Jordan stood uncertainly by the closed door, listening, trying to comprehend exactly what Dr. Scarpa was saying.
“… then the mayor’s wife told me they were not hunting a spy,” Dr. Scarpa was saying, “but a scientist—a fact I already knew but did not mention—a special kind of scientist, a gerontologist named Professor Davis MacDonald. I assume that is correct?”
“It is correct,” said MacDonald.
“And that you have made a discovery of how to prolong human life until approximately the age of 150 years. Is that true?”
“It is true. I have discovered a formula I call C-98 that arrests or eliminates fatal diseases and restructures an essential part of the genetic system.”
“You—you’ve really found this?”
“I have. Beyond a question of doubt.”
“And what do you mean to do with this formula?”
“As soon as I’m free of Venice, I intend to give it to the world, for the benefit of mankind for all time.”
“Benefit of mankind?” Dr. Scarpa echoed. Then his voice rose sharply. “Benefit of mankind?” he repeated.
“Of course.”
“Professor MacDonald, was the nuclear bomb invented for the benefit of mankind? Was the bubonic plague, the black death, for the benefit of mankind? Professor, if you release your C-98, you will be unleashing the greatest disaster ever visited upon the human race. You mark my word, your formula to prolong life will ultimately destroy life.”
MacDonald’s voice also rose. “That’s absurd.”

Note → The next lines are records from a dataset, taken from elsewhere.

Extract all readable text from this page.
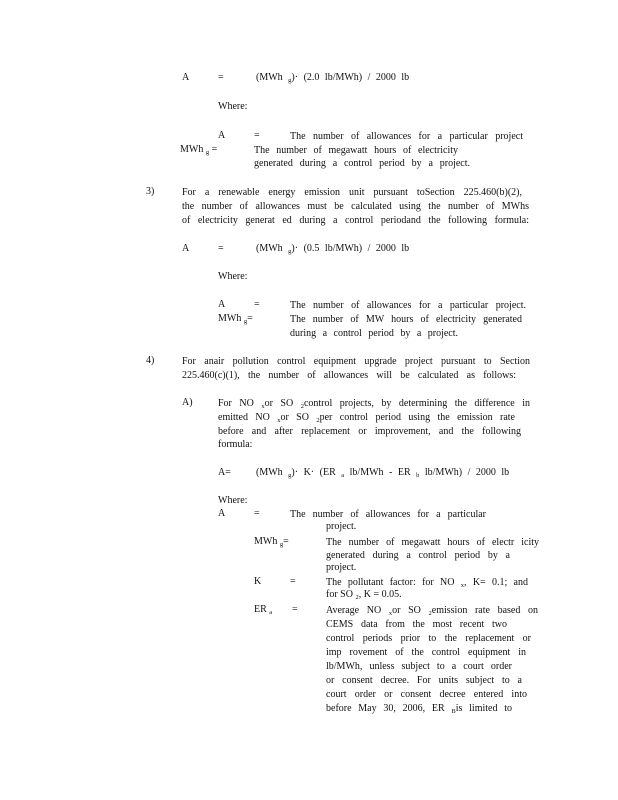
A	=	(MWh $_g$)· (2.0 lb/MWh) / 2000 lb
Where:
A	=	The number of allowances for a particular project
MWh $_g$ =	The number of megawatt hours of electricity
generated during a control period by a project.
3)	For a renewable energy emission unit pursuant toSection 225.460(b)(2),
the number of allowances must be calculated using the number of MWhs
of electricity generat ed during a control periodand the following formula:
A	=	(MWh $_g$)· (0.5 lb/MWh) / 2000 lb
Where:
A	=	The number of allowances for a particular project.
MWh $_g$=	The number of MW hours of electricity generated
during a control period by a project.
4)	For anair pollution control equipment upgrade project pursuant to Section
225.460(c)(1), the number of allowances will be calculated as follows:
A)	For NO $_x$or SO $_2$control projects, by determining the difference in
emitted NO $_x$or SO $_2$per control period using the emission rate
before and after replacement or improvement, and the following
formula:
A=	(MWh $_g$)· K· (ER $_a$ lb/MWh - ER $_b$ lb/MWh) / 2000 lb
Where:
A	=	The number of allowances for a particular
project.
MWh $_g$=	The number of megawatt hours of electr icity
generated during a control period by a
project.
K	=	The pollutant factor: for NO $_x$, K= 0.1; and
for SO $_2$, K = 0.05.
ER $_a$ =	Average NO $_x$or SO $_2$emission rate based on
CEMS data from the most recent two
control periods prior to the replacement or
imp rovement of the control equipment in
lb/MWh, unless subject to a court order
or consent decree. For units subject to a
court order or consent decree entered into
before May 30, 2006, ER $_B$is limited to
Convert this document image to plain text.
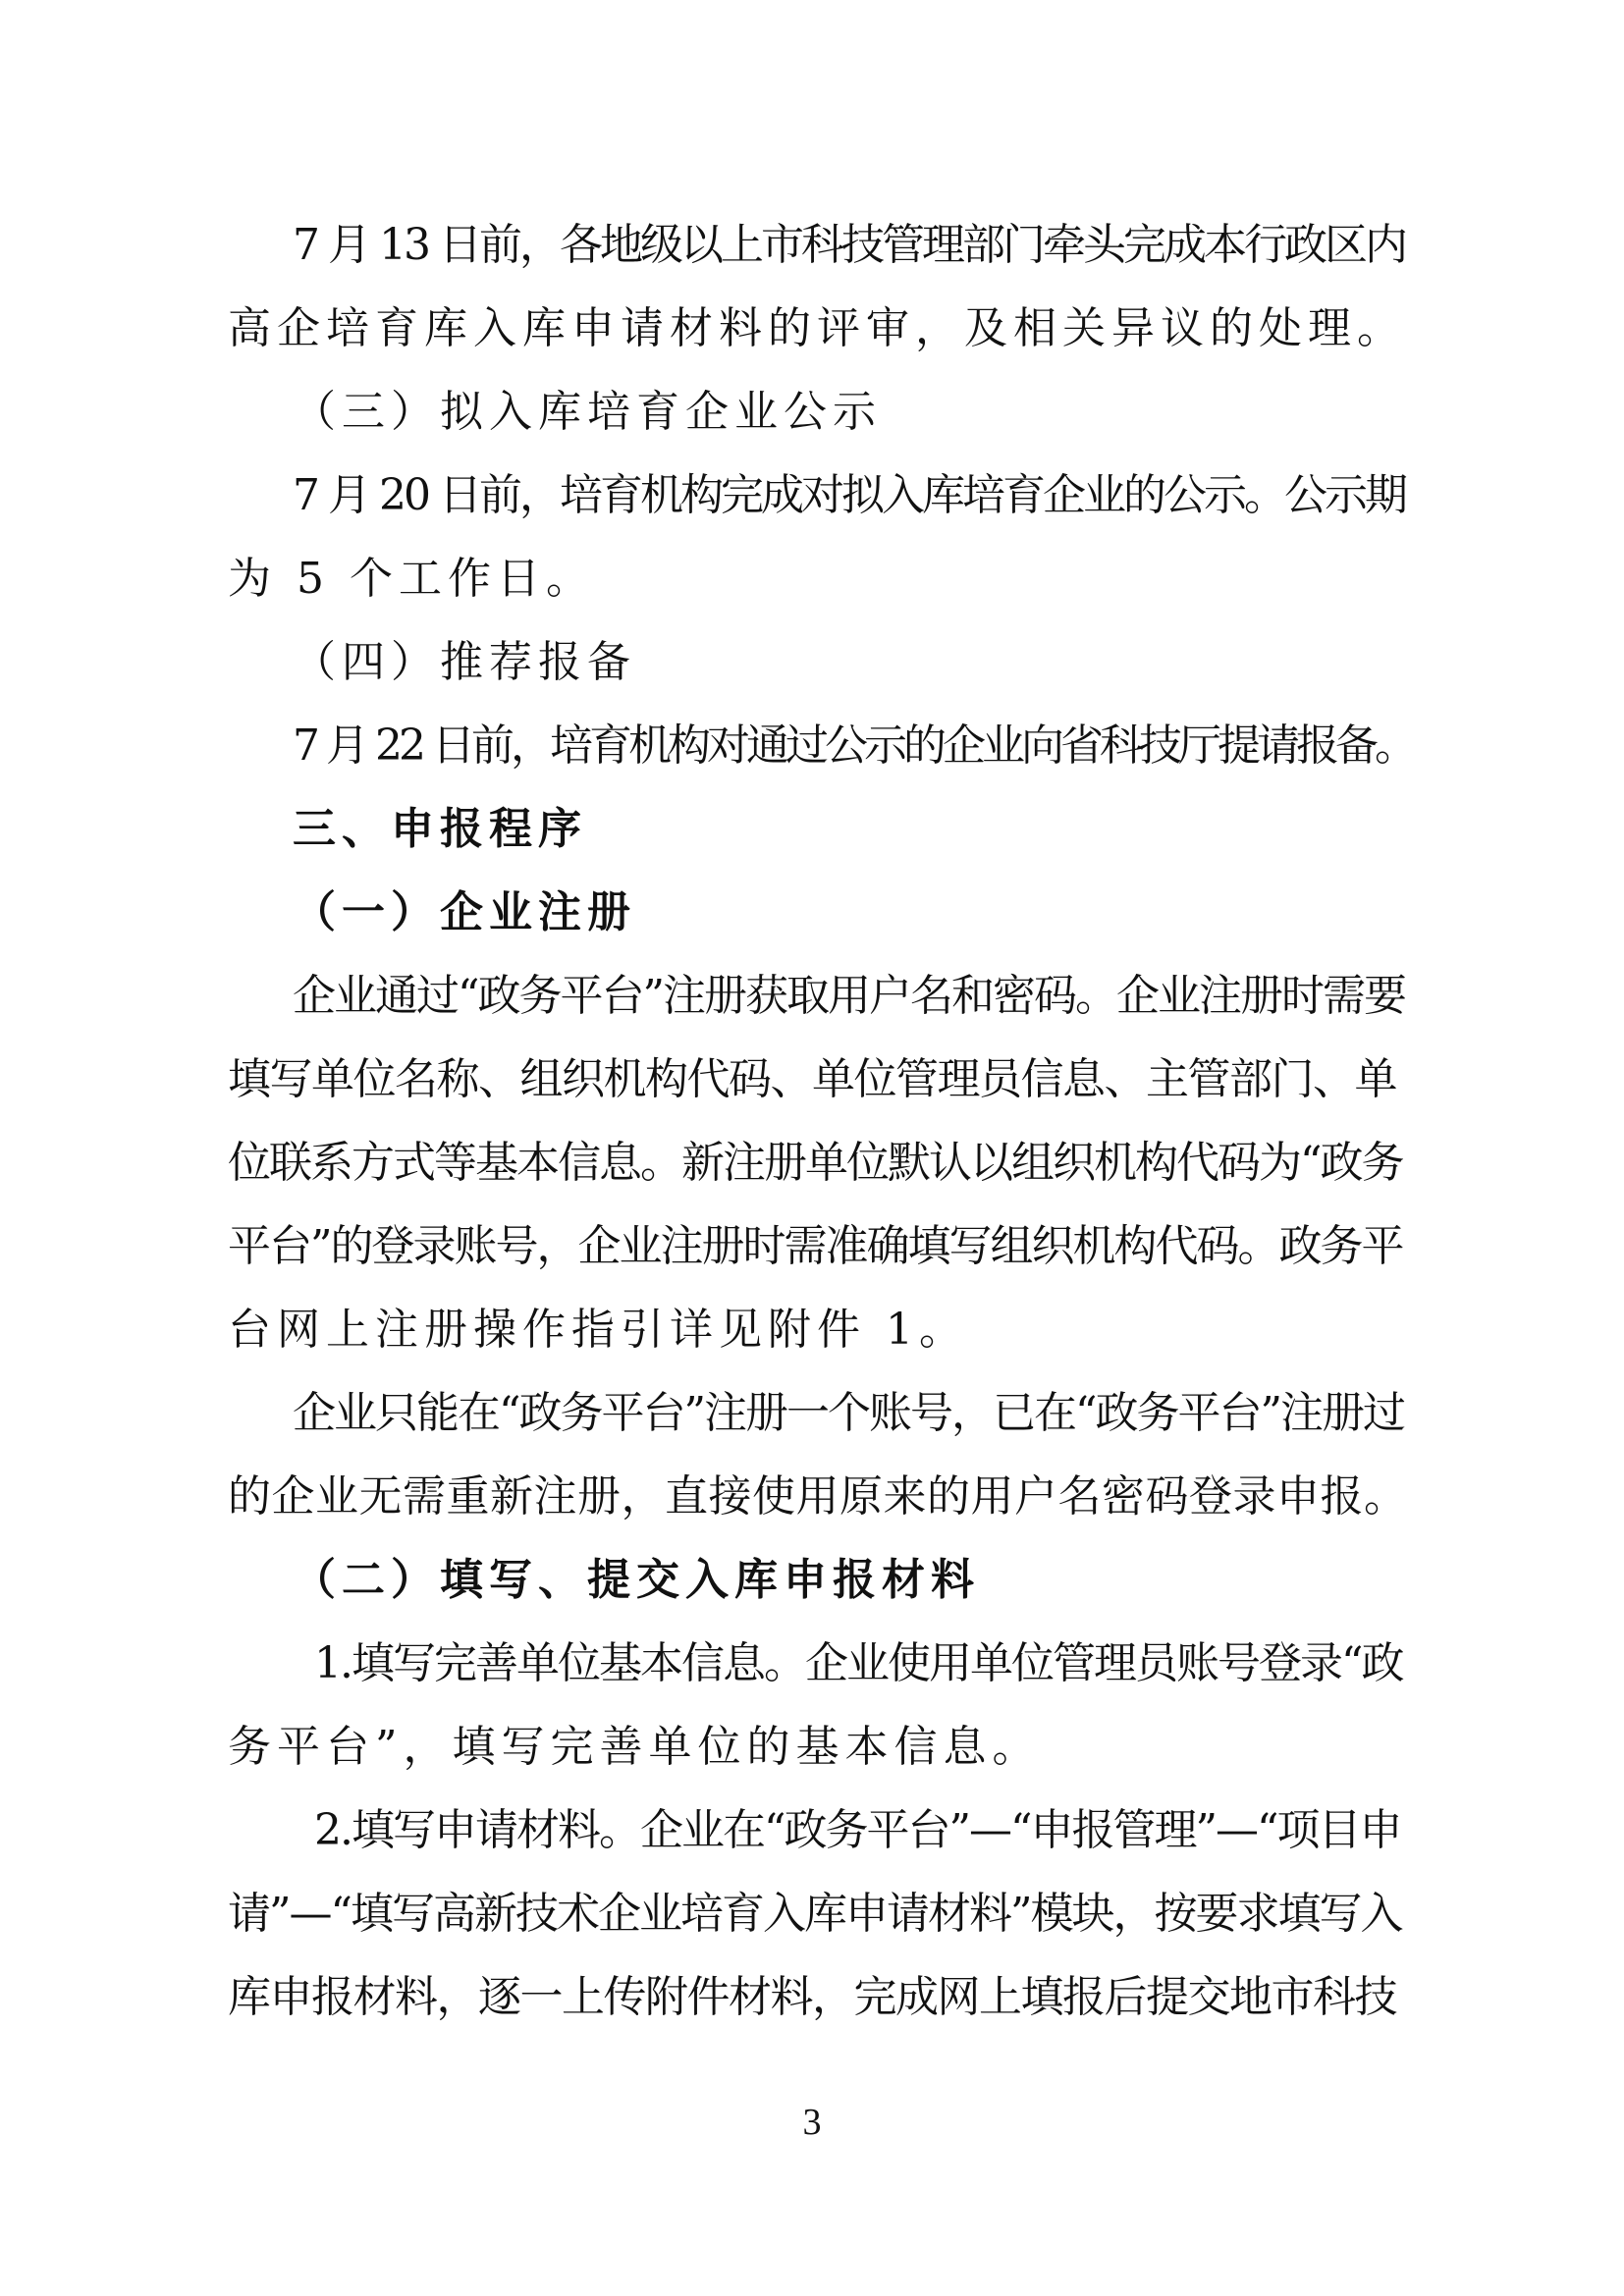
7 月 13 日前，各地级以上市科技管理部门牵头完成本行政区内
高企培育库入库申请材料的评审，及相关异议的处理。
（三）拟入库培育企业公示
7 月 20 日前，培育机构完成对拟入库培育企业的公示。公示期
为 5 个工作日。
（四）推荐报备
7 月 22 日前，培育机构对通过公示的企业向省科技厅提请报备。
三、申报程序
（一）企业注册
企业通过“政务平台”注册获取用户名和密码。企业注册时需要
填写单位名称、组织机构代码、单位管理员信息、主管部门、单
位联系方式等基本信息。新注册单位默认以组织机构代码为“政务
平台”的登录账号，企业注册时需准确填写组织机构代码。政务平
台网上注册操作指引详见附件 1。
企业只能在“政务平台”注册一个账号，已在“政务平台”注册过
的企业无需重新注册，直接使用原来的用户名密码登录申报。
（二）填写、提交入库申报材料
1.填写完善单位基本信息。企业使用单位管理员账号登录“政
务平台”，填写完善单位的基本信息。
2.填写申请材料。企业在“政务平台”—“申报管理”—“项目申
请”—“填写高新技术企业培育入库申请材料”模块，按要求填写入
库申报材料，逐一上传附件材料，完成网上填报后提交地市科技
3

Taken aback by Dr. Scarpa’s accusation, Jordan made his way to the couch behind MacDonald and lowered himself onto it. He remained attentive, trying to comprehend what Dr. Scarpa meant.
“Professor MacDonald,” Dr. Scarpa continued abrasively, “you listen to me. Perhaps I have a better picture of the consequences of your discovery than you have. I am a humanitarian, while you are a technician. I have devoted much of my adult life to studying the population explosion on earth and trying to confine the birthrate—this, this indeed for the benefit of mankind. But in one stroke you can obliterate my work and the work of all of us who are trying to contain overpopulation.”
“Forgive me, Doctor, but you make no sense to me. By extending human life, prolonging it in good health, I will be saving life.”
“Will you, though?” said Dr. Scarpa viciously. “A half century ago, there were two billion people on earth. Today, there are over four billion. In another thirty or forty years, there will be eight billion people on earth. Already, with our short lifespans, without your damn prolongation-of-life formula, we have this natural growth overstraining our resources that supply food, that supply energy, that supply shelter. What keeps us going, even poorly, is that the four billion people now on earth, or most of them, will be dead in seventy or so years. But what if they did not die? What if they stayed on until their 150 years were up while new billions were added to them instead of replacing them? It would be, as one of your own gerontologists, Dr. Alexander Leaf of Harvard, said, ‘terribly destructive socially and economically.’ Take one simple factor—food. We can’t feed four billion people today. If we extend their lives, and add four, eight, sixteen billion more, how are we going to feed them? Three to ten billion will starve—do you hear me?—wither and die for lack of food. There will be murders, riots, wars, and additional millions will die in the fight for food. Can you imagine wars for food and nothing else?”